I. INTRODUCTION

As the device dimension reaches to Sub Nm region in CMOS technology, undesirable effect like short channel effect, large leakage current, DIBL starts plaguing and the device characteristics become disturbed. According to the law of scaling, in planar MOSFET for continuous scaling of channel length it is required to keep high doping in channel region. By this lower junction electric field is maintained inside the channel region. Also highly doped Source and Drain depletion regions does not overlap as high doping ensures reduction in depletion layer width. But increase in doping causes a degradation in mobility in channel region due to impurity scattering. So some significant change in device structures and material will be needed to improve the performance. Strained Si devices promises a solution for this problem because it gives enhancement in mobility and hence increase in drain current due to change in energy band structure of silicon under stress which gives better performance even at highly scaled channel length.
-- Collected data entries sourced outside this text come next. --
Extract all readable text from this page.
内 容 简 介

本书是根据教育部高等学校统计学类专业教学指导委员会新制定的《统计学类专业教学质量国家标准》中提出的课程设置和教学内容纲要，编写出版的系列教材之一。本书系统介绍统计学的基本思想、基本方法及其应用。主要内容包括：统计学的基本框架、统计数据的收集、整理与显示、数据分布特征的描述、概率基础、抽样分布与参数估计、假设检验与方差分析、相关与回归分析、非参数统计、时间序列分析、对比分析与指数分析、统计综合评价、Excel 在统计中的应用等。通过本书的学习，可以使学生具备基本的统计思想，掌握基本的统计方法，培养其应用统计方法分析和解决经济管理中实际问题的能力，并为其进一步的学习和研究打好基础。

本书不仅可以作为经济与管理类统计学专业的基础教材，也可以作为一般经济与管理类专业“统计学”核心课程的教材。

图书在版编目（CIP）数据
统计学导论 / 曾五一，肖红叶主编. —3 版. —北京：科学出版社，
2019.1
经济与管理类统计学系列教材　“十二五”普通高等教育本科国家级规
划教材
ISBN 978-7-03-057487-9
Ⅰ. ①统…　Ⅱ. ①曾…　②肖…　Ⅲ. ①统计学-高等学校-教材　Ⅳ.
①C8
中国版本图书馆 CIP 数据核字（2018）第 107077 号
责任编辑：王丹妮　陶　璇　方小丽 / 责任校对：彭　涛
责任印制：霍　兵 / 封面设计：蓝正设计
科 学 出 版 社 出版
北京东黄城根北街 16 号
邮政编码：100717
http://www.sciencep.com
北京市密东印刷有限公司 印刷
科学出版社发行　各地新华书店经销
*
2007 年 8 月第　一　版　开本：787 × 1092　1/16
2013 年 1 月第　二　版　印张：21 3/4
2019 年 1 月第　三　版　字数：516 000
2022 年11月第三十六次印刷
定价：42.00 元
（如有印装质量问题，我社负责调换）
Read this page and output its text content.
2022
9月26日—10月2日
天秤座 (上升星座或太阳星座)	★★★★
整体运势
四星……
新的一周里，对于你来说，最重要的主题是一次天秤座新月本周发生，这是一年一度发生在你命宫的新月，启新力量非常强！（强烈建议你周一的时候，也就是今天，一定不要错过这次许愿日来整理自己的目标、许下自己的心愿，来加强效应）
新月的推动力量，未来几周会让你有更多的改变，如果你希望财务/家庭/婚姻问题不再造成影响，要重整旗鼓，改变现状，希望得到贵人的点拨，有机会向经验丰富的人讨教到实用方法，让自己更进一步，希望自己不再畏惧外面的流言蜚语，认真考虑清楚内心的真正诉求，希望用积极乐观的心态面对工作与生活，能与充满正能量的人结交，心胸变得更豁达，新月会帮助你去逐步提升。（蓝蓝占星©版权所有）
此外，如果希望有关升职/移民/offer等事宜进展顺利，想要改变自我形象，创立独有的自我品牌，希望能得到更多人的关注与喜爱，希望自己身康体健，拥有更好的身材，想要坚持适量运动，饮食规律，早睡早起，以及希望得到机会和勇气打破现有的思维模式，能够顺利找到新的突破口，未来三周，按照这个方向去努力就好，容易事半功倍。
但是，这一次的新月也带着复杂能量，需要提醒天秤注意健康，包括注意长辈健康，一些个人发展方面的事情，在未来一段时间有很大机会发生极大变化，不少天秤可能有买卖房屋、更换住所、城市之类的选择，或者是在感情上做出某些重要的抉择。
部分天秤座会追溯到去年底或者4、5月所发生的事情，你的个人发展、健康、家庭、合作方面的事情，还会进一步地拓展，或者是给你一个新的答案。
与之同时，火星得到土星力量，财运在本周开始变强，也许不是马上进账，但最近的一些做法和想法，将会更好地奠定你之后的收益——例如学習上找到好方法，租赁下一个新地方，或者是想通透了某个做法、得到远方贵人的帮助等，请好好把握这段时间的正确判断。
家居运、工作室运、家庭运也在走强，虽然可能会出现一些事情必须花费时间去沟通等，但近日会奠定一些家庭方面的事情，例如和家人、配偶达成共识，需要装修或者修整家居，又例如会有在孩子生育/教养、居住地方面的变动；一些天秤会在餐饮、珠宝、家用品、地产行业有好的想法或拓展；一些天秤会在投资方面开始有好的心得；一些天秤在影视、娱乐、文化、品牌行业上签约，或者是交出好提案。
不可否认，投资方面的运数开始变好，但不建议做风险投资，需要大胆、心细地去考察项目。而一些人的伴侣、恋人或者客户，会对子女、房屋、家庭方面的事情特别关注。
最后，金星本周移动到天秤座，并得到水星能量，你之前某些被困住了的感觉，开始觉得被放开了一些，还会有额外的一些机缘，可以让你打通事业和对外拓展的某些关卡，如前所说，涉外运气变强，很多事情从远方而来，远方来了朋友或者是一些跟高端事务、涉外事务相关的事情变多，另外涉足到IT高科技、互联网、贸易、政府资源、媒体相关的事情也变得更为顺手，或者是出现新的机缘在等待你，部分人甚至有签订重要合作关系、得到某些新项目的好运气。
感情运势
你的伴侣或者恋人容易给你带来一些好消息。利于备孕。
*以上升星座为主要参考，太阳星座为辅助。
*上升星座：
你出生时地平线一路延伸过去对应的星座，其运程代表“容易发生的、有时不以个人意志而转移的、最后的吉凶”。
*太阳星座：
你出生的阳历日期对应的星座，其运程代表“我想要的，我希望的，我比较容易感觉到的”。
When a silicon layer is grown on to a relaxed Si_1-x Ge_x then a biaxial strain is produced in the silicon epitaxial layer due to lattice mismatch between silicon and SiGe layer (due to larger lattice constant of Ge). [5] In silicon 6 degenerate energy lobes are present these are named as two perpendicular Δ₂ states and four Δ₄ states parallel to the plane. When a stress is applied to the Silicon layer these energy states are split into higher and lower energy states and this provide a lower energy states for electron to move and hence scattering of electron become less and mobility increases. Thus advantages achieved are modified lattice constant of the material and modified energy band structure to trap carriers through well formation and finally an enhanced mobility [2]. Now as concentration of Ge in Si_1-x Ge_x is increased amount of biaxial strain and mobility is increased further.